Auf dem Zimikerhügel hätten die Anwesenden friedlich für die gerechte politische Mitsprache der Landschaft demonstriert: «Die Bürger lehnten sich auf gegen den Machtanspruch der städtischen Patrizier», beschreibt die Bundesrätin, «die Juli-Revolution in Frankreich hatte die liberalen Geister auch in der Schweiz beflügelt.»

Die Kapitulation der Städte sei dann bemerkenswert schnell erfolgt. Bereits im Dezember wären der Landschaft neu zwei Drittel im Grossrat zugestanden worden. «Es gab eine neue Verfassung, und auch in anderen Schweizer Städten wurden sogenannte ‹Volkstage› gefeiert, die jedoch nicht alle so friedlich verliefen wie der Ustertag.»
Selbstverständlich hätte es auch Rückschläge zu verzeichnen gegeben, doch der Wandel sei nicht aufzuhalten gewesen. 1848 hätte er in der Gründung des modernen Bundesstaats gemündet. Keller-Sutter zog Parallelen zu den Tausenden Männern und Frauen, die im Iran unter widrigsten Umständen für Frauenrechte und gegen das Regime protestieren.
«Die Situationen sind nicht vergleichbar und dennoch – die Männer von Uster und die Frauen im Iran sind für mich beide Ausdruck von Bürgerlichkeit. Sie beruht auf dem Willen zur Freiheit und damit zur Verantwortung für sich und die Gemeinschaft.»
Symbiose Stadt und Land
Bei der Ansprache von Kantonsrat Domenik Ledergerber (SVP) stach die Tatsache heraus, dass der Ustertag der Landbevölkerung Freiheit, Mitbestimmung und später auch Wohlstand gebracht hatte: «Das sind Werte und Errungenschaften, die heute noch zentral sind für unser Leben in der Schweiz.»

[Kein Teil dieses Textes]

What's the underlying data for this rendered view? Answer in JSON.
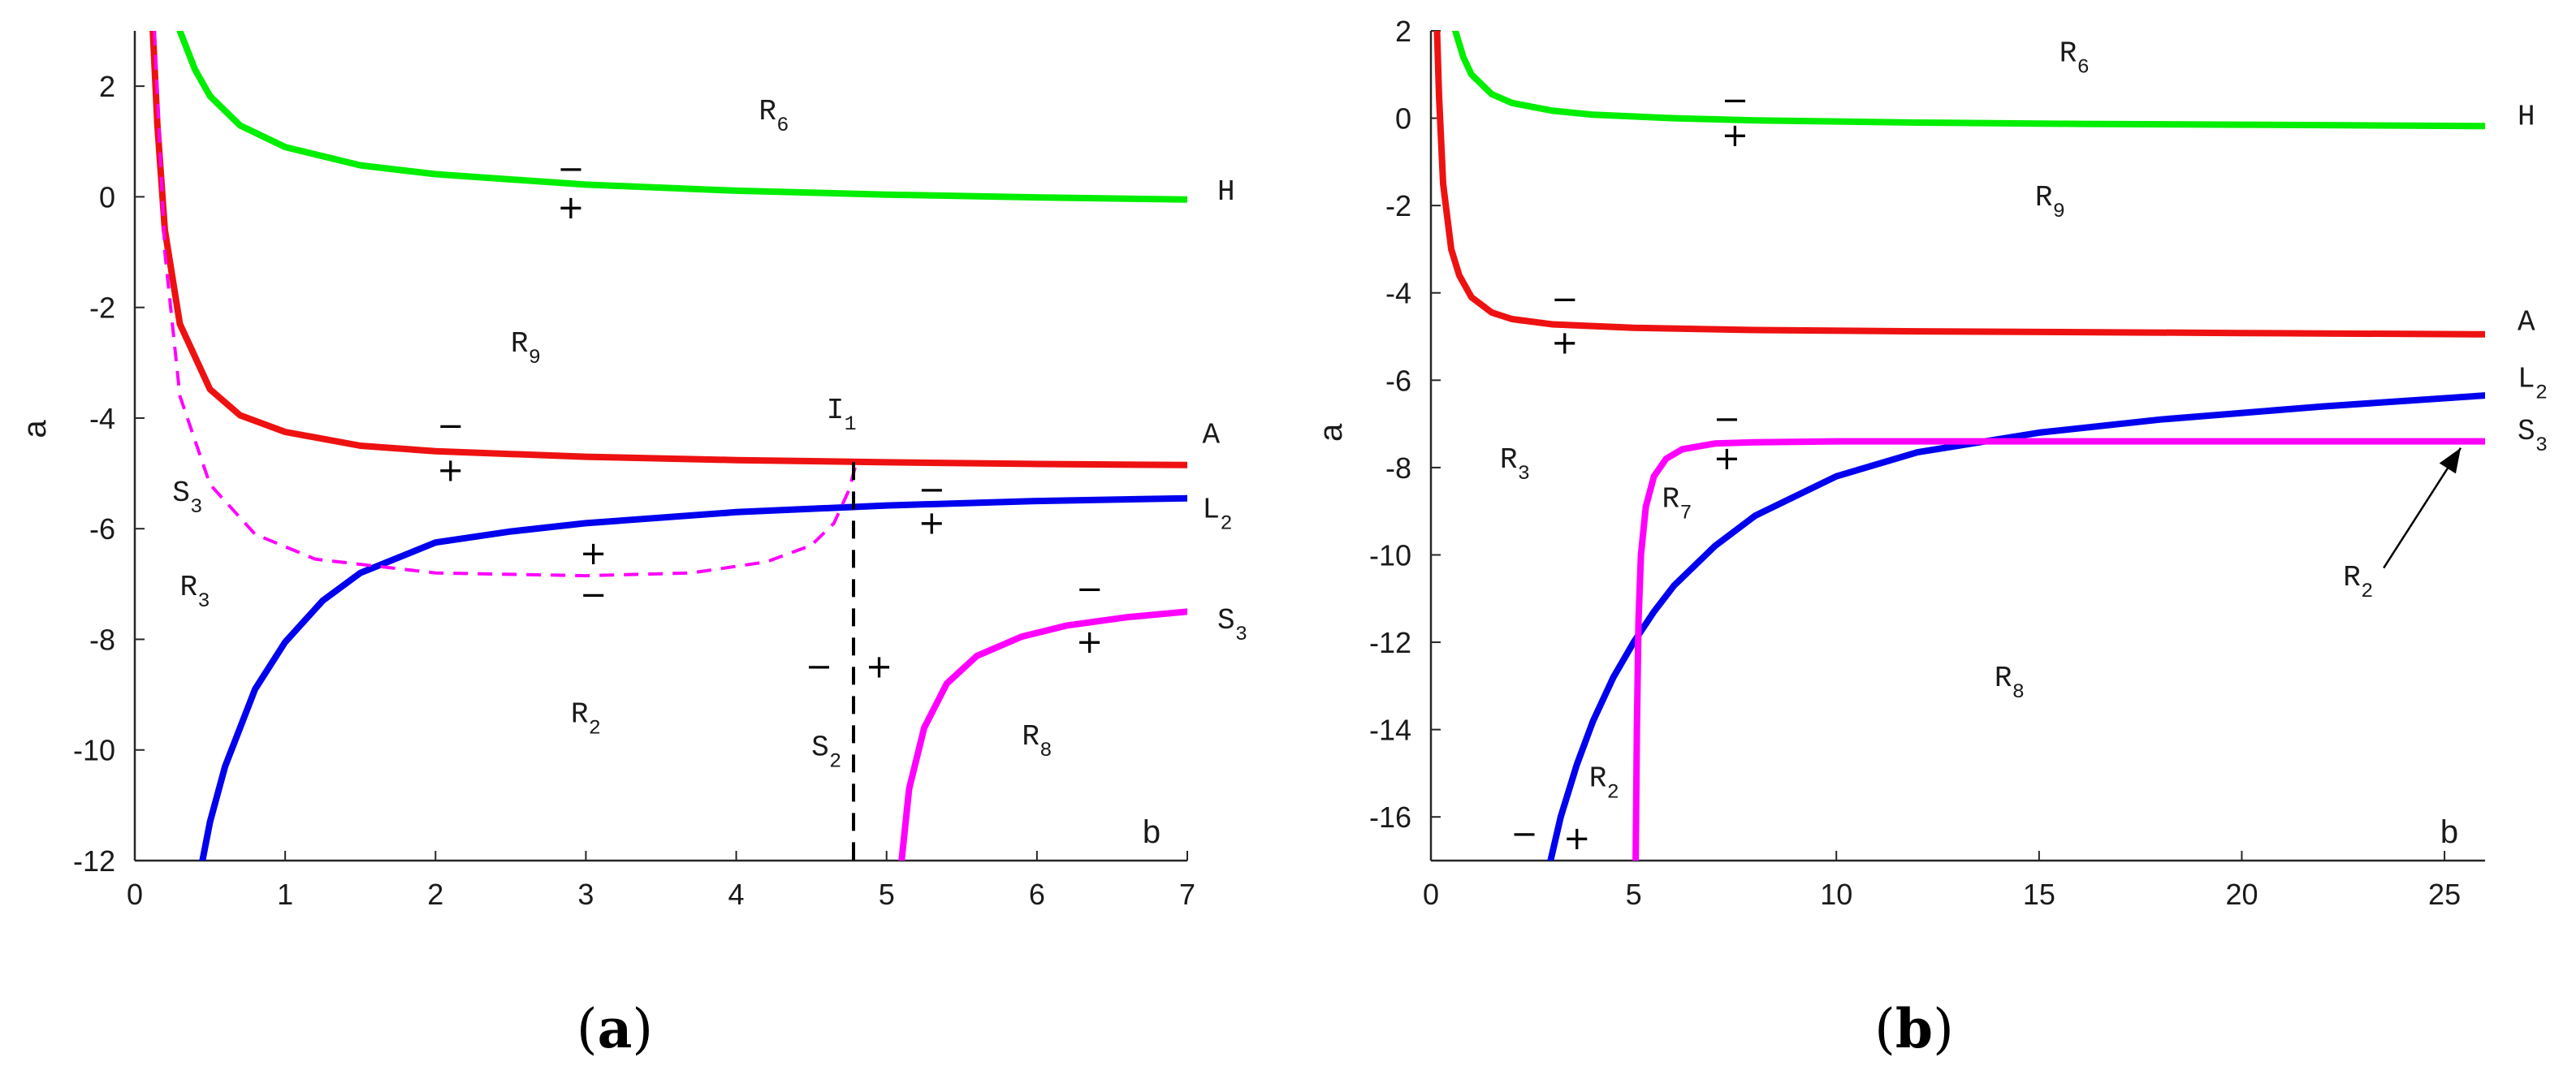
{
  "chart_data": [
    {
      "type": "line",
      "caption": "(a)",
      "caption_parts": [
        "(",
        "a",
        ")"
      ],
      "xlabel": "b",
      "ylabel": "a",
      "xlim": [
        0,
        7
      ],
      "ylim": [
        -12,
        3
      ],
      "xticks": [
        0,
        1,
        2,
        3,
        4,
        5,
        6,
        7
      ],
      "yticks": [
        2,
        0,
        -2,
        -4,
        -6,
        -8,
        -10,
        -12
      ],
      "series": [
        {
          "name": "H",
          "color": "#00ee00",
          "style": "solid",
          "x": [
            0.3,
            0.4,
            0.5,
            0.7,
            1.0,
            1.5,
            2.0,
            3.0,
            4.0,
            5.0,
            6.0,
            7.0
          ],
          "y": [
            3.0,
            2.3,
            1.82,
            1.29,
            0.9,
            0.57,
            0.41,
            0.22,
            0.11,
            0.04,
            -0.01,
            -0.05
          ]
        },
        {
          "name": "A",
          "color": "#ee1111",
          "style": "solid",
          "x": [
            0.12,
            0.15,
            0.2,
            0.3,
            0.5,
            0.7,
            1.0,
            1.5,
            2.0,
            3.0,
            4.0,
            5.0,
            6.0,
            7.0
          ],
          "y": [
            3.0,
            1.3,
            -0.6,
            -2.3,
            -3.48,
            -3.95,
            -4.25,
            -4.5,
            -4.6,
            -4.7,
            -4.76,
            -4.8,
            -4.83,
            -4.85
          ]
        },
        {
          "name": "L2",
          "color": "#0000ee",
          "style": "solid",
          "x": [
            0.45,
            0.5,
            0.6,
            0.8,
            1.0,
            1.25,
            1.5,
            2.0,
            2.5,
            3.0,
            4.0,
            5.0,
            6.0,
            7.0
          ],
          "y": [
            -12.0,
            -11.3,
            -10.3,
            -8.9,
            -8.05,
            -7.3,
            -6.8,
            -6.25,
            -6.05,
            -5.9,
            -5.7,
            -5.58,
            -5.5,
            -5.45
          ]
        },
        {
          "name": "S3",
          "color": "#ff00ff",
          "style": "solid",
          "x": [
            5.1,
            5.15,
            5.25,
            5.4,
            5.6,
            5.9,
            6.2,
            6.6,
            7.0
          ],
          "y": [
            -12.0,
            -10.7,
            -9.6,
            -8.8,
            -8.3,
            -7.95,
            -7.75,
            -7.6,
            -7.5
          ]
        },
        {
          "name": "S3 (dashed)",
          "color": "#ff00ff",
          "style": "dashed",
          "x": [
            0.13,
            0.2,
            0.3,
            0.5,
            0.8,
            1.2,
            2.0,
            3.0,
            3.7,
            4.2,
            4.5,
            4.65,
            4.75,
            4.8
          ],
          "y": [
            3.0,
            -1.0,
            -3.6,
            -5.2,
            -6.1,
            -6.55,
            -6.8,
            -6.85,
            -6.8,
            -6.6,
            -6.3,
            -5.9,
            -5.3,
            -4.8
          ]
        },
        {
          "name": "S2",
          "color": "#000000",
          "style": "dashed",
          "x": [
            4.78,
            4.78
          ],
          "y": [
            -4.8,
            -12.0
          ]
        }
      ],
      "annotations": [
        {
          "text": "R",
          "sub": "6",
          "x": 4.15,
          "y": 1.4
        },
        {
          "text": "R",
          "sub": "9",
          "x": 2.5,
          "y": -2.8
        },
        {
          "text": "R",
          "sub": "3",
          "x": 0.3,
          "y": -7.2
        },
        {
          "text": "R",
          "sub": "2",
          "x": 2.9,
          "y": -9.5
        },
        {
          "text": "R",
          "sub": "8",
          "x": 5.9,
          "y": -9.9
        },
        {
          "text": "S",
          "sub": "3",
          "x": 0.25,
          "y": -5.5
        },
        {
          "text": "S",
          "sub": "2",
          "x": 4.5,
          "y": -10.1
        },
        {
          "text": "I",
          "sub": "1",
          "x": 4.6,
          "y": -4.0
        },
        {
          "text": "H",
          "sub": "",
          "x": 7.2,
          "y": -0.05
        },
        {
          "text": "A",
          "sub": "",
          "x": 7.1,
          "y": -4.45
        },
        {
          "text": "L",
          "sub": "2",
          "x": 7.1,
          "y": -5.8
        },
        {
          "text": "S",
          "sub": "3",
          "x": 7.2,
          "y": -7.8
        }
      ],
      "signs": [
        {
          "s": "−",
          "x": 2.9,
          "y": 0.5
        },
        {
          "s": "+",
          "x": 2.9,
          "y": -0.2
        },
        {
          "s": "−",
          "x": 2.1,
          "y": -4.15
        },
        {
          "s": "+",
          "x": 2.1,
          "y": -4.95
        },
        {
          "s": "−",
          "x": 5.3,
          "y": -5.3
        },
        {
          "s": "+",
          "x": 5.3,
          "y": -5.9
        },
        {
          "s": "+",
          "x": 3.05,
          "y": -6.45
        },
        {
          "s": "−",
          "x": 3.05,
          "y": -7.2
        },
        {
          "s": "−",
          "x": 4.55,
          "y": -8.5
        },
        {
          "s": "+",
          "x": 4.95,
          "y": -8.5
        },
        {
          "s": "−",
          "x": 6.35,
          "y": -7.1
        },
        {
          "s": "+",
          "x": 6.35,
          "y": -8.05
        }
      ]
    },
    {
      "type": "line",
      "caption": "(b)",
      "caption_parts": [
        "(",
        "b",
        ")"
      ],
      "xlabel": "b",
      "ylabel": "a",
      "xlim": [
        0,
        26
      ],
      "ylim": [
        -17,
        2
      ],
      "xticks": [
        0,
        5,
        10,
        15,
        20,
        25
      ],
      "yticks": [
        2,
        0,
        -2,
        -4,
        -6,
        -8,
        -10,
        -12,
        -14,
        -16
      ],
      "series": [
        {
          "name": "H",
          "color": "#00ee00",
          "style": "solid",
          "x": [
            0.6,
            0.8,
            1.0,
            1.5,
            2.0,
            3.0,
            4.0,
            6.0,
            8.0,
            12.0,
            16.0,
            20.0,
            26.0
          ],
          "y": [
            2.0,
            1.4,
            1.0,
            0.55,
            0.35,
            0.17,
            0.08,
            0.0,
            -0.05,
            -0.1,
            -0.13,
            -0.15,
            -0.18
          ]
        },
        {
          "name": "A",
          "color": "#ee1111",
          "style": "solid",
          "x": [
            0.15,
            0.2,
            0.3,
            0.5,
            0.7,
            1.0,
            1.5,
            2.0,
            3.0,
            5.0,
            8.0,
            12.0,
            16.0,
            20.0,
            26.0
          ],
          "y": [
            2.0,
            0.5,
            -1.5,
            -3.0,
            -3.6,
            -4.1,
            -4.45,
            -4.6,
            -4.72,
            -4.8,
            -4.85,
            -4.88,
            -4.9,
            -4.92,
            -4.95
          ]
        },
        {
          "name": "L2",
          "color": "#0000ee",
          "style": "solid",
          "x": [
            2.95,
            3.2,
            3.6,
            4.0,
            4.5,
            5.0,
            5.5,
            6.0,
            7.0,
            8.0,
            10.0,
            12.0,
            15.0,
            18.0,
            22.0,
            26.0
          ],
          "y": [
            -17.0,
            -16.0,
            -14.8,
            -13.8,
            -12.8,
            -12.0,
            -11.3,
            -10.7,
            -9.8,
            -9.1,
            -8.2,
            -7.65,
            -7.2,
            -6.9,
            -6.6,
            -6.35
          ]
        },
        {
          "name": "S3",
          "color": "#ff00ff",
          "style": "solid",
          "x": [
            5.05,
            5.08,
            5.12,
            5.18,
            5.3,
            5.5,
            5.8,
            6.2,
            7.0,
            8.0,
            10.0,
            15.0,
            20.0,
            26.0
          ],
          "y": [
            -17.0,
            -14.0,
            -11.5,
            -10.0,
            -8.9,
            -8.2,
            -7.8,
            -7.58,
            -7.45,
            -7.42,
            -7.4,
            -7.4,
            -7.4,
            -7.4
          ]
        }
      ],
      "annotations": [
        {
          "text": "R",
          "sub": "6",
          "x": 15.5,
          "y": 1.3
        },
        {
          "text": "R",
          "sub": "9",
          "x": 14.9,
          "y": -2.0
        },
        {
          "text": "R",
          "sub": "3",
          "x": 1.7,
          "y": -8.0
        },
        {
          "text": "R",
          "sub": "7",
          "x": 5.7,
          "y": -8.9
        },
        {
          "text": "R",
          "sub": "2",
          "x": 22.5,
          "y": -10.7
        },
        {
          "text": "R",
          "sub": "8",
          "x": 13.9,
          "y": -13.0
        },
        {
          "text": "R",
          "sub": "2",
          "x": 3.9,
          "y": -15.3
        },
        {
          "text": "H",
          "sub": "",
          "x": 26.8,
          "y": -0.15
        },
        {
          "text": "A",
          "sub": "",
          "x": 26.8,
          "y": -4.85
        },
        {
          "text": "L",
          "sub": "2",
          "x": 26.8,
          "y": -6.15
        },
        {
          "text": "S",
          "sub": "3",
          "x": 26.8,
          "y": -7.35
        }
      ],
      "signs": [
        {
          "s": "−",
          "x": 7.5,
          "y": 0.4
        },
        {
          "s": "+",
          "x": 7.5,
          "y": -0.4
        },
        {
          "s": "−",
          "x": 3.3,
          "y": -4.15
        },
        {
          "s": "+",
          "x": 3.3,
          "y": -5.15
        },
        {
          "s": "−",
          "x": 7.3,
          "y": -6.9
        },
        {
          "s": "+",
          "x": 7.3,
          "y": -7.8
        },
        {
          "s": "−",
          "x": 2.3,
          "y": -16.4
        },
        {
          "s": "+",
          "x": 3.6,
          "y": -16.5
        }
      ],
      "arrow": {
        "from": [
          23.5,
          -10.3
        ],
        "to": [
          25.4,
          -7.55
        ]
      }
    }
  ]
}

Von grosser Bedeutung sieht er die Tatsache, dass Stadt und Land voneinander abhängig seien. «Die Landregionen übernehmen in verschiedenen Bereichen, wie zum Beispiel Lebensmittel- und Energieversorgung oder Tourismus, eine wichtige Funktion», machte sich Ledergerber stark.
Umgekehrt würden die Städte wichtige Zentrumsfunktionen erfüllen und Kultur-, Sport- oder Freizeiteinrichtungen zur Verfügung stellen. Uster sei ein Ort, der die Vorzüge von Stadt und Land vereine, was auch hin und wieder zu Spannungen führen könne: «Zum Beispiel wenn es um Parkplätze oder Kultur geht, wie ich mir sagen liess», resümierte ein schmunzelnder Kantonsrat und erntete prompt Lacher unter den Anwesenden.

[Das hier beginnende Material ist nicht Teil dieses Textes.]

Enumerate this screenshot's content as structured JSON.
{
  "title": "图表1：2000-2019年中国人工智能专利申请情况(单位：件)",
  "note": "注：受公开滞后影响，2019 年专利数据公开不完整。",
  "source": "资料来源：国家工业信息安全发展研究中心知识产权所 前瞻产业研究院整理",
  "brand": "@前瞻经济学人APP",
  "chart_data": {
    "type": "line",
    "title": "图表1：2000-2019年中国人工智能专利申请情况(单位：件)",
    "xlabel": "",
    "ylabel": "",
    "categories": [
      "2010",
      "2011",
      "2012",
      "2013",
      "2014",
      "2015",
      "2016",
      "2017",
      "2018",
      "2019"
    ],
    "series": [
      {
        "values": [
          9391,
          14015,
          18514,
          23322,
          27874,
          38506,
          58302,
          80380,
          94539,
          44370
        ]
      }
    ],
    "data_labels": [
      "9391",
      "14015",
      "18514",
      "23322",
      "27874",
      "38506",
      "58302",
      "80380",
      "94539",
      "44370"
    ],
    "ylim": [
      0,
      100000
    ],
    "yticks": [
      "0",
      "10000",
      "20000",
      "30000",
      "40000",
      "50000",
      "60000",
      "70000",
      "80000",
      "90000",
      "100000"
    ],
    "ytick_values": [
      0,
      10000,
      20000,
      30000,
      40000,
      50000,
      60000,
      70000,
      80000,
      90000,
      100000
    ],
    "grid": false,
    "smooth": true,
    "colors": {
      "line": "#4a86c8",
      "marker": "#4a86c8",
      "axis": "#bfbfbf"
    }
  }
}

Christoph Keller übernahm 2022 die Funktion des Obmanns für das Ustertag-Komitee und löste damit seinen Vorgänger Werner Egli ab. Also war es sein erster Auftritt «auf der Kanzel».
Einen speziellen Dank schickte er an die Partnergemeinden Stäfa und Küsnacht: «25 Behördenmitglieder dieser beiden Gemeinden marschierten heute Vormittag zu Fuss nach Uster», anerkannte er lobend.

Musikalisch wurde der Anlass passend durch die Kantorei Stäfa sowie die Stadtmusik Uster untermalt. Vor der Kirche durften auch die Ehrensalut-Schüsse sowie das Ständchen der Artilleriemusik Alte Garde Zürich nicht fehlen.
«Der Ustertag ist eine gute Gelegenheit, uns daran zu erinnern, dass unsere Freiheit, die für viele so selbstverständlich scheint, einmal hart erkämpft werden musste», wie es Karin Keller-Sutter abschliessend sagte.